‘And your husband responded to this appeal?’
Hilda said:
‘His acceptance was, I am afraid, all my doing—I misunderstood the situation.’
Poirot interposed. He said:
‘Will you be so kind as to explain yourself a little more clearly, madame? I think what you can tell us may be of value.’
She turned to him immediately.
She said:
‘At that time I had never seen my father-in-law. I had no idea what his real motive was. I assumed that he was old and lonely and that he really wanted to be reconciled to all his children.’
‘And what was his real motive, in your opinion, madame?’
Hilda hesitated a moment. Then she said slowly:
‘I have no doubt—no doubt at all—that what my father-in-law really wanted was not to promote peace but to stir up strife.’
‘In what way?’
Hilda said in a low voice:
‘It amused him to—to appeal to the worst instincts in human nature. There was—how can I put it?—a kind of diabolical impishness about him. He wished to set every member of the family at loggerheads with one another.’
Johnson said sharply: ‘And did he succeed?’
‘Oh, yes,’ said Hilda Lee. ‘He succeeded.’
Poirot said:
‘We have been told, madame, of a scene that took place this afternoon. It was, I think, rather a violent scene.’
She bowed her head.
‘Will you describe it to us—as truthfully as possible, if you please.’
She reflected a minute.
‘When we went in my father-in-law was telephoning.’

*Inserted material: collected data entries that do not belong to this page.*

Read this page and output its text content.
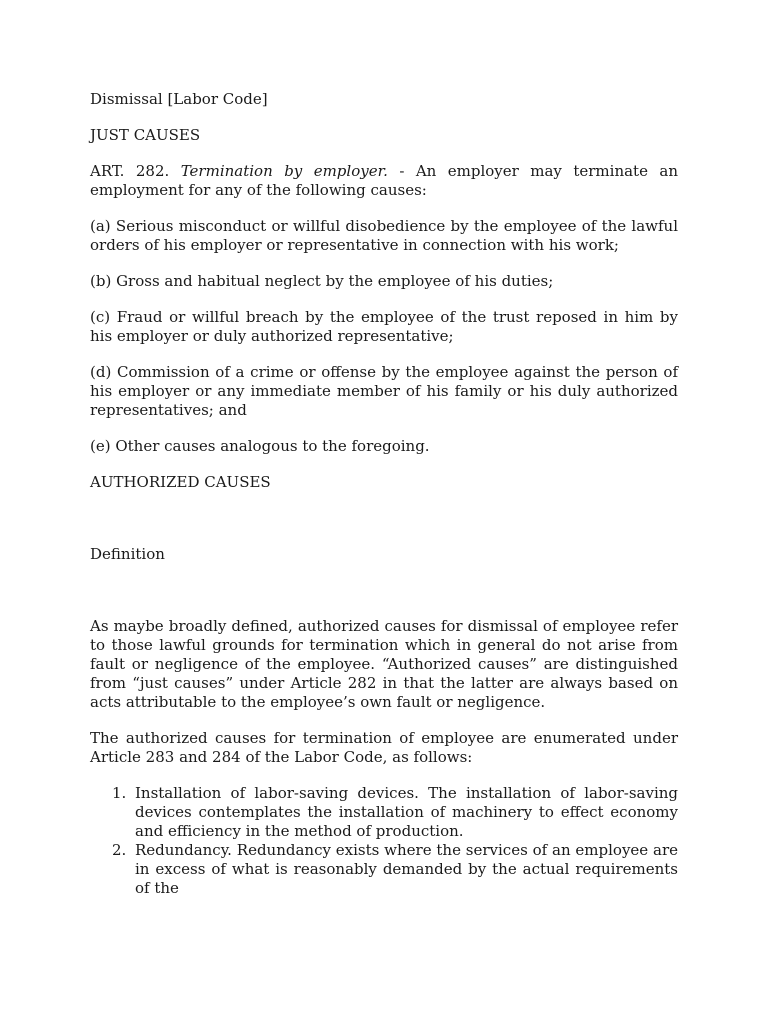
Dismissal [Labor Code]

JUST CAUSES

ART. 282. Termination by employer. - An employer may terminate an employment for any of the following causes:

(a) Serious misconduct or willful disobedience by the employee of the lawful orders of his employer or representative in connection with his work;

(b) Gross and habitual neglect by the employee of his duties;

(c) Fraud or willful breach by the employee of the trust reposed in him by his employer or duly authorized representative;

(d) Commission of a crime or offense by the employee against the person of his employer or any immediate member of his family or his duly authorized representatives; and

(e) Other causes analogous to the foregoing.

AUTHORIZED CAUSES

Definition

As maybe broadly defined, authorized causes for dismissal of employee refer to those lawful grounds for termination which in general do not arise from fault or negligence of the employee. “Authorized causes” are distinguished from “just causes” under Article 282 in that the latter are always based on acts attributable to the employee’s own fault or negligence.

The authorized causes for termination of employee are enumerated under Article 283 and 284 of the Labor Code, as follows:

1. Installation of labor-saving devices. The installation of labor-saving devices contemplates the installation of machinery to effect economy and efficiency in the method of production.
2. Redundancy. Redundancy exists where the services of an employee are in excess of what is reasonably demanded by the actual requirements of the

‘To his lawyer, I understand?’
‘Yes, he was suggesting that Mr—was it Charlton?—I don’t quite remember the name—should come over as he, my father-in-law, wanted to make a new will. His old one, he said, was quite out of date.’
Poirot said:
‘Think carefully, madame; in your opinion did your father-in-law deliberately ensure that you should all overhear this conversation, or was it just by chance that you overheard it?’
Hilda Lee said:
‘I am almost sure that he meant us to overhear.’
‘With the object of fomenting doubt and suspicions among you?’